Posted on Thursday, March 29th, 2012 by Russ Fischer
I really respect the way Ben Affleck turned his career around. The actor had a pretty bad few years a while back thanks to his over-publicized relationship with Jennifer Lopez and a handful of big films that were not the best fit for his personality. Then he proved his directorial skill with Gone Baby Gone, and remade himself as a viable leading man in The Town. We’ll soon see him play lead roles in his third directorial effort, Argo (pictured above), as well as in Terrence Malick’s upcoming, still-untitled romance.
And now the actor has taken over for Tom Cruise in a political comedy called Nathan Decker, written by Dan Fogelman (Crazy, Stupid, Love) that Warner Bros. picked up a year or so back.

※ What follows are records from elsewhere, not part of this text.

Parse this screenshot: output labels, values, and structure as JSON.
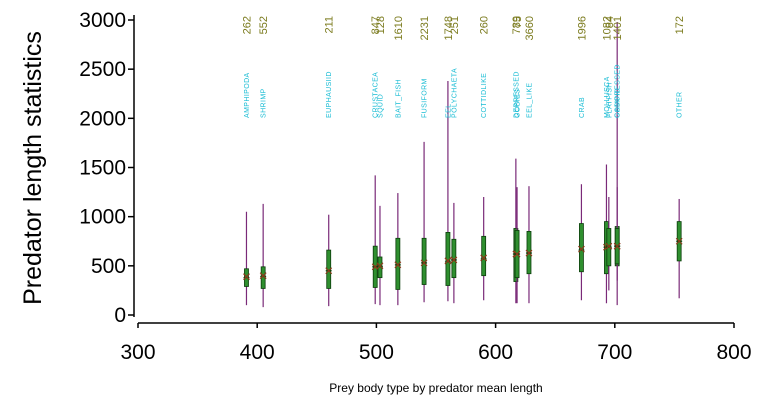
{
  "chart_data": {
    "type": "box",
    "xlabel": "Prey body type by predator mean length",
    "ylabel": "Predator length statistics",
    "xlim": [
      300,
      800
    ],
    "ylim": [
      0,
      3000
    ],
    "xticks": [
      300,
      400,
      500,
      600,
      700,
      800
    ],
    "yticks": [
      0,
      500,
      1000,
      1500,
      2000,
      2500,
      3000
    ],
    "colors": {
      "whisker": "#7a2a78",
      "box_fill": "#2f8f2f",
      "box_stroke": "#0a3d0a",
      "mean_marker": "#8b3a1a",
      "count_text": "#7b7b1e",
      "type_text": "#19bcd4"
    },
    "boxes": [
      {
        "type": "AMPHIPODA",
        "count": "262",
        "x": 391,
        "min": 100,
        "q1": 290,
        "median": 380,
        "q3": 470,
        "max": 1050,
        "mean": 390
      },
      {
        "type": "SHRIMP",
        "count": "552",
        "x": 405,
        "min": 80,
        "q1": 270,
        "median": 390,
        "q3": 490,
        "max": 1130,
        "mean": 400
      },
      {
        "type": "EUPHAUSIID",
        "count": "211",
        "x": 460,
        "min": 90,
        "q1": 270,
        "median": 450,
        "q3": 660,
        "max": 1020,
        "mean": 450
      },
      {
        "type": "CRUSTACEA",
        "count": "847",
        "x": 499,
        "min": 110,
        "q1": 280,
        "median": 490,
        "q3": 700,
        "max": 1420,
        "mean": 490
      },
      {
        "type": "SQUID",
        "count": "128",
        "x": 503,
        "min": 100,
        "q1": 380,
        "median": 490,
        "q3": 590,
        "max": 1110,
        "mean": 500
      },
      {
        "type": "BAIT_FISH",
        "count": "1610",
        "x": 518,
        "min": 100,
        "q1": 260,
        "median": 510,
        "q3": 780,
        "max": 1240,
        "mean": 510
      },
      {
        "type": "FUSIFORM",
        "count": "2231",
        "x": 540,
        "min": 130,
        "q1": 310,
        "median": 530,
        "q3": 780,
        "max": 1760,
        "mean": 530
      },
      {
        "type": "EEL",
        "count": "1748",
        "x": 560,
        "min": 140,
        "q1": 300,
        "median": 540,
        "q3": 840,
        "max": 2380,
        "mean": 550
      },
      {
        "type": "POLYCHAETA",
        "count": "251",
        "x": 565,
        "min": 120,
        "q1": 380,
        "median": 560,
        "q3": 770,
        "max": 1140,
        "mean": 560
      },
      {
        "type": "COTTIDLIKE",
        "count": "260",
        "x": 590,
        "min": 150,
        "q1": 400,
        "median": 570,
        "q3": 800,
        "max": 1200,
        "mean": 580
      },
      {
        "type": "DEPRESSED",
        "count": "789",
        "x": 617,
        "min": 120,
        "q1": 340,
        "median": 620,
        "q3": 880,
        "max": 1590,
        "mean": 620
      },
      {
        "type": "GOBIES",
        "count": "75",
        "x": 618,
        "min": 120,
        "q1": 380,
        "median": 620,
        "q3": 860,
        "max": 1300,
        "mean": 620
      },
      {
        "type": "EEL_LIKE",
        "count": "3660",
        "x": 628,
        "min": 120,
        "q1": 420,
        "median": 630,
        "q3": 850,
        "max": 1310,
        "mean": 630
      },
      {
        "type": "CRAB",
        "count": "1996",
        "x": 672,
        "min": 150,
        "q1": 440,
        "median": 660,
        "q3": 930,
        "max": 1330,
        "mean": 670
      },
      {
        "type": "MOLLUSCA",
        "count": "1082",
        "x": 693,
        "min": 120,
        "q1": 420,
        "median": 690,
        "q3": 950,
        "max": 1530,
        "mean": 690
      },
      {
        "type": "FLATFISH",
        "count": "84",
        "x": 695,
        "min": 250,
        "q1": 500,
        "median": 690,
        "q3": 880,
        "max": 1200,
        "mean": 700
      },
      {
        "type": "GADOID",
        "count": "1401",
        "x": 702,
        "min": 100,
        "q1": 500,
        "median": 700,
        "q3": 900,
        "max": 2980,
        "mean": 700
      },
      {
        "type": "COMPRESSED",
        "count": "",
        "x": 702,
        "min": 350,
        "q1": 520,
        "median": 700,
        "q3": 880,
        "max": 1300,
        "mean": 700
      },
      {
        "type": "OTHER",
        "count": "172",
        "x": 754,
        "min": 170,
        "q1": 550,
        "median": 750,
        "q3": 950,
        "max": 1180,
        "mean": 750
      }
    ]
  }
}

THR says that WB approached Affleck to star as “a politician who is caught in an affair and returns to his hometown to confront his past.” Affleck won’t direct the film, and WB is looking to make a hire for that job now. (Affleck is set to direct a new adaptation of Stephen King’s The Stand, also for WB, but I won’t believe that is actually happening until cameras roll.)
It’s difficult to get too much out of that synopsis — it’s pretty generic. Reminds me of the film that John Krasinski co-wrote with Matt Damon, that Damon was going to direct before Gus Van Sant took over. I seem to remember there’s another film in development with a similar plot, too, but can’t come up with the title. As I said, rather generic sounding.
But we’ll keep an eye on who is hired to direct, and who fills out the cast. That could make all the difference. Knowing that WB was developing this as a star turn for Cruise and has now taken it to Affleck, the studio’s new go-to guy, suggests there’s more to it. (Deadline does add that Affleck’s participation is contingent upon a rewrite, so perhaps there’s more potential than anything else right now.)